I’m glad you feel that way about my battle-scenes, Nils. I don’t think the way I write combat has changed too much. I hope being a Viking reenactor has added some deeper layers of authenticity and detail, but at its heart I think I approach combat the same way I always have done. It may sound strange now, but watching the film Braveheart was a major inspiration on the way I approach writing combat. When that film came out it stood out against all that had come before. It was the first time I’d seen medieval combat portrayed in a gritty, realistic way. Up until then most films of that genre tended to romanticize combat and glorify it. Braveheart was the Saving Private Ryan of its day, giving that sense of being in the heart of the chaos, as if the characters were wearing go-pro’s, and it captured a real sense of the fear and mayhem and horror of war. That was my template for writing combat, and if we are talking about books, then I’d say Bernard Cornwell has also been an inspiration on how to write combat. Not just the mechanics, but putting heart into it, as well.
Which battle scenes have I most enjoyed writing? Well, there’s a certain scene in Ruin that springs to mind, involving a duel, a running mount and a very angry wolven.
That scene still gives me absolute chills.
Also, a scene in The Shadow of the Gods, where Orka walks into a pub with a seax in her fist and some bad intentions in her head (or should I say ‘thought-cage’). And the final battle in A Time of Courage, which took up about 200 pages. That was an immense challenge to work out.
I’d say the whole of A Time of Courage is one big final battle, it really was a satisfying conclusion.
Ok, one of our favourite questions here on the Fantasy Hive is which fantastical creature would you ride into battle and why? And I’d also like to add which THREE characters from any of your series would you choose to stand beside you in a shield wall?
Which fantastical creature would I ride into battle? A dragon, of course.
Which three of my characters would I choose to stand beside me in the shield wall? Orka, Maquin and Storm. Honorable mention – Balur One-Eye.
Those are some great choices, John. Out of those I’d choose Storm every time.
Can you tell us a little something about book two? What will our characters be doing next? Will there be more cheese?!
Okay, what can I tell you without spoilers…not very much. Um, the individual quests and threads of the main POV’s become more intertwined, as they all get dragged into a greater conflict, despite how little most of the main characters care about that.

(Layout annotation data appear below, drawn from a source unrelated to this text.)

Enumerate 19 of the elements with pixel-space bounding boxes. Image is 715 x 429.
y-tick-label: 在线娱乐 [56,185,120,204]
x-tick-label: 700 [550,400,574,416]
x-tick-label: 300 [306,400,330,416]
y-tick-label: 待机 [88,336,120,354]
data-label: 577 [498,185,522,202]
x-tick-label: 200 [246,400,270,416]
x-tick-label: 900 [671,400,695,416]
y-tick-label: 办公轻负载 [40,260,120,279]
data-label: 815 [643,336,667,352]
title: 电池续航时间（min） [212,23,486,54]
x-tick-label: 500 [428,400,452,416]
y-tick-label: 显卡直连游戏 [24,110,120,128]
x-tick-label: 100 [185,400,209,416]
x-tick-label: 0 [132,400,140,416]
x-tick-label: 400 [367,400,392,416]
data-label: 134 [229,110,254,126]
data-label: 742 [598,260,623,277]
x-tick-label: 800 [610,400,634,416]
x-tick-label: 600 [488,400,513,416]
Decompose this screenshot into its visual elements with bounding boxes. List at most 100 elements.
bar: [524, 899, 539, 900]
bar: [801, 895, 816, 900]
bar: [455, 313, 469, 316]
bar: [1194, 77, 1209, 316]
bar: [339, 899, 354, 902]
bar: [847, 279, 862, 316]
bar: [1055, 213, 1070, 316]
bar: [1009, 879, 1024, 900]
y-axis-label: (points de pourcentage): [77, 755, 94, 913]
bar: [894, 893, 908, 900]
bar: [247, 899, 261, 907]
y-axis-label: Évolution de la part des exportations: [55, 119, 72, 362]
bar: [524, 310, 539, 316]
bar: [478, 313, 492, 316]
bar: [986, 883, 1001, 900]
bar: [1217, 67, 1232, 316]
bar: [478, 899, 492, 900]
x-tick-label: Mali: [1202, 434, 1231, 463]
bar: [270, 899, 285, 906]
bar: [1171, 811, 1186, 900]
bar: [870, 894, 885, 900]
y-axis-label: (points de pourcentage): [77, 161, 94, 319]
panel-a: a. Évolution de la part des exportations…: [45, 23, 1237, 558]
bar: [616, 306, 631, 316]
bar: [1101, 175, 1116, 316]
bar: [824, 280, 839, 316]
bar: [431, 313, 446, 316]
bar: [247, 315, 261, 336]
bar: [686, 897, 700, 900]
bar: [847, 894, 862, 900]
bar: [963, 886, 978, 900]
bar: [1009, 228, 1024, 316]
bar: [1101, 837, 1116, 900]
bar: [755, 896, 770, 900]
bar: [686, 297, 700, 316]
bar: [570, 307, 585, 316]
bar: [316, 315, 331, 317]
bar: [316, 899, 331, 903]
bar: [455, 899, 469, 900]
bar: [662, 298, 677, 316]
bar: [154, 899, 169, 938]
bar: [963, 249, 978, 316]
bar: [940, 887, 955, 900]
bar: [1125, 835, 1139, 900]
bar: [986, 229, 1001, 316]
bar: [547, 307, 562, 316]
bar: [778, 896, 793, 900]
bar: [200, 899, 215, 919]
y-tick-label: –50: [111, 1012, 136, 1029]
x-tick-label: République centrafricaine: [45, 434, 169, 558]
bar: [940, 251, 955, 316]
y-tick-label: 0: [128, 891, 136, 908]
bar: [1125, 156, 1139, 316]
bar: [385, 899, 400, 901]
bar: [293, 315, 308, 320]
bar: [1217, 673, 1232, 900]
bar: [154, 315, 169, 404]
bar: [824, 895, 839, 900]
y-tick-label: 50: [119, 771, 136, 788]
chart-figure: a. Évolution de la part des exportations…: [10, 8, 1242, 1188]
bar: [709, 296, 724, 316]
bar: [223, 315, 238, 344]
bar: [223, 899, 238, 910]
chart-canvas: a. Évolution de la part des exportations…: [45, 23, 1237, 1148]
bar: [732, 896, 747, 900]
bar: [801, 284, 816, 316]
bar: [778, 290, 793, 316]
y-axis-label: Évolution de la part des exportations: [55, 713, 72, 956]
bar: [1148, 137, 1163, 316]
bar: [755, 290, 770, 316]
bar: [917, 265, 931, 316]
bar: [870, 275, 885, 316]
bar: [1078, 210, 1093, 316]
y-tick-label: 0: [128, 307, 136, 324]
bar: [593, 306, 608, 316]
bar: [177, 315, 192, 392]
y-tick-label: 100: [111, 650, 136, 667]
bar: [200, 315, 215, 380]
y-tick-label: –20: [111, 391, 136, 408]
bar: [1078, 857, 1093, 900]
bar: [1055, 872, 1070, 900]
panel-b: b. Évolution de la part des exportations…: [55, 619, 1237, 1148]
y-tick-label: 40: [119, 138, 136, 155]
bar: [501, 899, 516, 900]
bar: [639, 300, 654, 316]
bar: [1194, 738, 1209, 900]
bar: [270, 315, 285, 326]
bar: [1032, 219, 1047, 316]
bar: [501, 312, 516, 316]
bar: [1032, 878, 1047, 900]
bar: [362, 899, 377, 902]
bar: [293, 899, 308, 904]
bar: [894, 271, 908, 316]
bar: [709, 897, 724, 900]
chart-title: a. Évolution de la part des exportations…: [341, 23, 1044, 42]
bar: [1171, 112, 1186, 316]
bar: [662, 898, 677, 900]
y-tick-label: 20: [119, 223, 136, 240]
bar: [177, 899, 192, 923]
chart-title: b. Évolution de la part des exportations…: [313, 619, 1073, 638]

Also, my wolf and raven obsession rears its head again. And there is definitely more cheese. Prepare yourself for another of Svik’s tales.
Look forward to it.
And if I can cheekily ask you… are you able to share a title with us yet?
The working title for Bloodsworn 2 is Dead Gods Rising, but I don’t think that will be the final title – that’s a decision made by my publishers, and whilst I can submit my title and thoughts, the final decision is with them. My working title for book 1 was Dragon Unchained, but that was changed to The Shadow of the Gods by my publishers. It’s one of those things that is decided by committee.
And lastly how does it feel to be called a slayer of characters, a monster and a madman?! (For those of you who don’t know, I may have called John a few names in my review and if you’ve read his books you’ll know why!)
In all honesty, Nils, this makes me happy.
Haha, I’m glad!
Thank you so much, John!
Thank you, Nils, for the invite. It’s great to catch up and be back at the Fantasy Hive.